What Causes Overpronation Of The Feet

Overview

Over-pronation is very common and affects millions of people. To better understand this condition, we'll take a closer look at the 3 most common foot types. An estimated 70% of the population has fallen arches (or a low arch). Only 20% has a normal arch. And 10% have abnormal feet, in other words they either have flat feet or the opposite a high arched foot.Overpronation

Causes

There are many biomechanical issues that can contribute to excessive pronation, including weak foot intrinsic muscles, limited ankle dorsiflexion mobility and calf flexibility, weak ankle invertor muscles (e.g. posterior tibialis), weak forefoot evertor muscles (peroneus longus), poor hip strength and control, Anterior pelvic tilting, heel InversionIn a person who overpronates, the heel bone goes into an everted position meaning that it turns out away from the midline of the body. The opposite motion of eversion is inversion. Inversion is a motion that needs to be controlled to prevent the foot from excessively pronating.

Symptoms

When standing, your heels lean inward. When standing, one or both of your knee caps turn inward. Conditions such as a flat feet or bunions may occur. You develop knee pain when you are active or involved in athletics. The knee pain slowly goes away when you rest. You abnormally wear out the soles and heels of your shoes very quickly.

Diagnosis

To easily get an idea of whether a person overpronates, look at the position and condition of certain structures in the feet and ankles when he/she stands still.
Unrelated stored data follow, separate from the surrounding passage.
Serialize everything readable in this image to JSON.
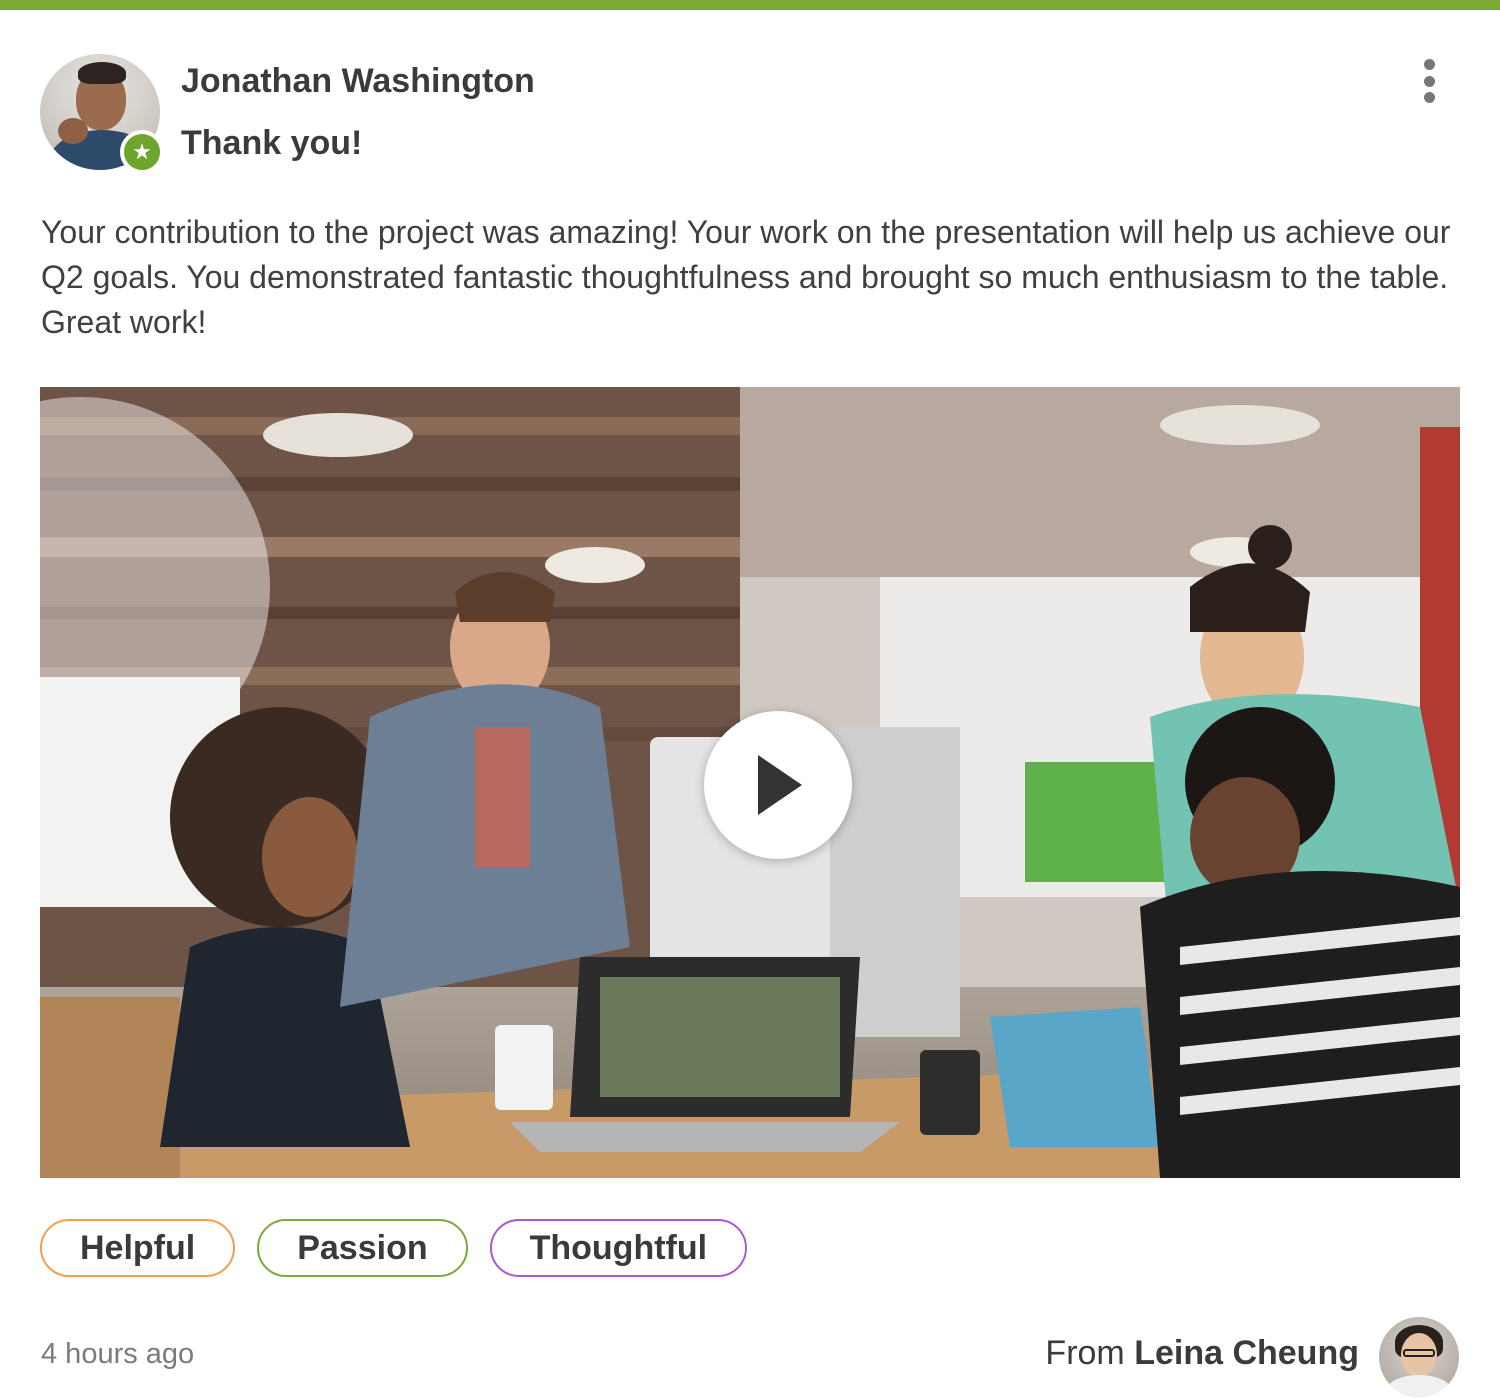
{
  "post": {
    "recipient_name": "Jonathan Washington",
    "title": "Thank you!",
    "message": "Your contribution to the project was amazing! Your work on the presentation will help us achieve our Q2 goals. You demonstrated fantastic thoughtfulness and brought so much enthusiasm to the table. Great work!",
    "badge_icon": "star-icon",
    "menu_icon": "more-vertical-icon"
  },
  "media": {
    "type": "video",
    "play_icon": "play-icon"
  },
  "tags": [
    {
      "label": "Helpful",
      "color": "#f0a04b"
    },
    {
      "label": "Passion",
      "color": "#7aaa3a"
    },
    {
      "label": "Thoughtful",
      "color": "#a55bd6"
    }
  ],
  "footer": {
    "timestamp": "4 hours ago",
    "from_prefix": "From",
    "sender_name": "Leina Cheung"
  },
  "colors": {
    "accent": "#7aaa2f",
    "badge": "#6da52d"
  }
}
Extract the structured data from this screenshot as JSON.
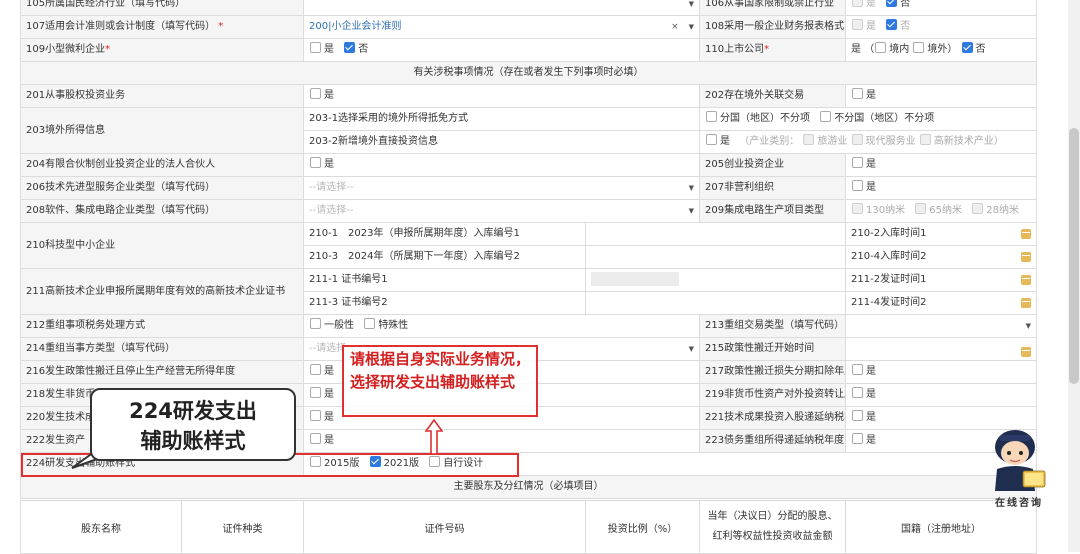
{
  "rows": {
    "r105": {
      "label": "105所属国民经济行业（填写代码）",
      "label2": "106从事国家限制或禁止行业",
      "yes": "是",
      "no": "否"
    },
    "r107": {
      "label": "107适用会计准则或会计制度（填写代码）",
      "value": "200|小企业会计准则",
      "clear": "×",
      "label2": "108采用一般企业财务报表格式（2019年版）",
      "yes": "是",
      "no": "否"
    },
    "r109": {
      "label": "109小型微利企业",
      "yes": "是",
      "no": "否",
      "label2": "110上市公司",
      "yes2": "是",
      "paren_open": "（",
      "domestic": "境内",
      "overseas": "境外",
      "paren_close": "）",
      "no2": "否"
    },
    "section_tax": "有关涉税事项情况（存在或者发生下列事项时必填）",
    "r201": {
      "label": "201从事股权投资业务",
      "yes": "是",
      "label2": "202存在境外关联交易",
      "yes2": "是"
    },
    "r203": {
      "label": "203境外所得信息",
      "sub1": "203-1选择采用的境外所得抵免方式",
      "opt1": "分国（地区）不分项",
      "opt2": "不分国（地区）不分项",
      "sub2": "203-2新增境外直接投资信息",
      "yes": "是",
      "industry_prefix": "（产业类别：",
      "ind1": "旅游业",
      "ind2": "现代服务业",
      "ind3": "高新技术产业",
      "industry_suffix": "）"
    },
    "r204": {
      "label": "204有限合伙制创业投资企业的法人合伙人",
      "yes": "是",
      "label2": "205创业投资企业",
      "yes2": "是"
    },
    "r206": {
      "label": "206技术先进型服务企业类型（填写代码）",
      "placeholder": "--请选择--",
      "label2": "207非营利组织",
      "yes2": "是"
    },
    "r208": {
      "label": "208软件、集成电路企业类型（填写代码）",
      "placeholder": "--请选择--",
      "label2": "209集成电路生产项目类型",
      "o1": "130纳米",
      "o2": "65纳米",
      "o3": "28纳米"
    },
    "r210": {
      "label": "210科技型中小企业",
      "sub1": "210-1　2023年（申报所属期年度）入库编号1",
      "sub2": "210-3　2024年（所属期下一年度）入库编号2",
      "time1": "210-2入库时间1",
      "time2": "210-4入库时间2"
    },
    "r211": {
      "label": "211高新技术企业申报所属期年度有效的高新技术企业证书",
      "sub1": "211-1 证书编号1",
      "sub2": "211-3 证书编号2",
      "time1": "211-2发证时间1",
      "time2": "211-4发证时间2"
    },
    "r212": {
      "label": "212重组事项税务处理方式",
      "opt1": "一般性",
      "opt2": "特殊性",
      "label2": "213重组交易类型（填写代码）"
    },
    "r214": {
      "label": "214重组当事方类型（填写代码）",
      "placeholder": "--请选择--",
      "label2": "215政策性搬迁开始时间"
    },
    "r216": {
      "label": "216发生政策性搬迁且停止生产经营无所得年度",
      "yes": "是",
      "label2": "217政策性搬迁损失分期扣除年度",
      "yes2": "是"
    },
    "r218": {
      "label": "218发生非货币",
      "yes": "是",
      "label2": "219非货币性资产对外投资转让所得递延纳税年度",
      "yes2": "是"
    },
    "r220": {
      "label": "220发生技术成",
      "yes": "是",
      "label2": "221技术成果投资入股递延纳税年度",
      "yes2": "是"
    },
    "r222": {
      "label": "222发生资产",
      "yes": "是",
      "label2": "223债务重组所得递延纳税年度",
      "yes2": "是"
    },
    "r224": {
      "label": "224研发支出辅助账样式",
      "opt1": "2015版",
      "opt2": "2021版",
      "opt3": "自行设计"
    },
    "section_shareholder": "主要股东及分红情况（必填项目）",
    "shareholder_headers": [
      "股东名称",
      "证件种类",
      "证件号码",
      "投资比例（%）",
      "当年（决议日）分配的股息、红利等权益性投资收益金额",
      "国籍（注册地址）"
    ]
  },
  "annotation": {
    "callout_text": "请根据自身实际业务情况，选择研发支出辅助账样式",
    "bubble_line1": "224研发支出",
    "bubble_line2": "辅助账样式",
    "mascot_text": "在线咨询",
    "colors": {
      "annotation_red": "#e03030",
      "checkbox_blue": "#2f7ae0",
      "calendar_gold": "#e7b85a"
    }
  }
}
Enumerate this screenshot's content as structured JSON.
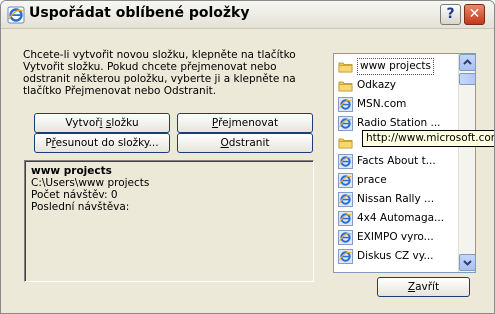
{
  "window": {
    "title": "Uspořádat oblíbené položky",
    "help_label": "?",
    "close_label": "✕"
  },
  "instruction": "Chcete-li vytvořit novou složku, klepněte na tlačítko Vytvořit složku. Pokud chcete přejmenovat nebo odstranit některou položku, vyberte ji a klepněte na tlačítko Přejmenovat nebo Odstranit.",
  "buttons": {
    "create_folder": {
      "pre": "Vytvoř",
      "key": "i",
      "post": " ",
      "key2": "s",
      "post2": "ložku"
    },
    "rename": {
      "pre": "",
      "key": "P",
      "post": "řejmenovat"
    },
    "move": {
      "pre": "P",
      "key": "ř",
      "post": "esunout do složky..."
    },
    "delete": {
      "pre": "",
      "key": "O",
      "post": "dstranit"
    },
    "close": {
      "pre": "",
      "key": "Z",
      "post": "avřít"
    }
  },
  "info": {
    "name": "www projects",
    "path": "C:\\Users\\www projects",
    "visits": "Počet návštěv: 0",
    "last_visit": "Poslední návštěva:"
  },
  "favorites": {
    "items": [
      {
        "label": "www projects",
        "icon": "folder-icon",
        "selected": true
      },
      {
        "label": "Odkazy",
        "icon": "folder-icon"
      },
      {
        "label": "MSN.com",
        "icon": "ie-page-icon"
      },
      {
        "label": "Radio Station ...",
        "icon": "ie-page-icon"
      },
      {
        "label": "",
        "icon": "folder-icon"
      },
      {
        "label": "Facts About t...",
        "icon": "ie-page-icon"
      },
      {
        "label": "prace",
        "icon": "ie-page-icon"
      },
      {
        "label": "Nissan Rally ...",
        "icon": "ie-page-icon"
      },
      {
        "label": "4x4 Automaga...",
        "icon": "ie-page-icon"
      },
      {
        "label": "EXIMPO vyro...",
        "icon": "ie-page-icon"
      },
      {
        "label": "Diskus  CZ vy...",
        "icon": "ie-page-icon"
      }
    ],
    "tooltip": "http://www.microsoft.com"
  },
  "colors": {
    "dialog_bg": "#ece9d8",
    "button_border": "#1c3d7a",
    "list_border": "#7f9db9",
    "close_button": "#c4371a",
    "folder": "#f3c84b",
    "ie_blue": "#2a6fd6"
  }
}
When performing weight-bearing activities like walking or running, muscles and other soft tissue structures work to control gravity's effect and ground reaction forces to the joints. If the muscles of the leg, pelvis, and feet are working correctly, then the joints in these areas such as the knees, hips, and ankles will experience less stress. However, if the muscles and other soft tissues are not working efficiently, then structural changes and clues in the feet are visible and indicate habitual overpronation.Foot Pronation

Non Surgical Treatment

If a young child is diagnosed with overpronation braces and custom orthotics can be, conjunction with strengthening and stretching exercises, to realign the bones of the foot. These treatments may have to continue until the child has stopped growing, and orthotics may need to be worn for life in order to prevent the foot reverting to an overpronated state. Wearing shoes that properly support the foot, particularly the arch, is one of the most effective treatments for overpronation. Custom-made orthotic inserts can also be very beneficial. They too support the arch and distribute body weight correctly throughout the foot. Motion-control shoes that prohibit pronation can be worn, so may be useful for those with severe overpronation. One good treatment is to walk barefoot as often as possible. Not relying on shoes to support the arch will encourage proper muscle use. Practicing yoga can help to correct poor posture and teach you how to stand with your weight balanced evenly across the whole foot.

Surgical Treatment

Calcaneal "Slide" (Sliding Calcaneal Osteotomy) A wedge is cut into the heel bone (calcaneus) and a fixation device (screws, plate) is used to hold the bone in its new position. This is an aggressive option with a prolonged period of non-weightbearing, long recovery times and many potential complications. However, it can and has provided for successful patient outcomes.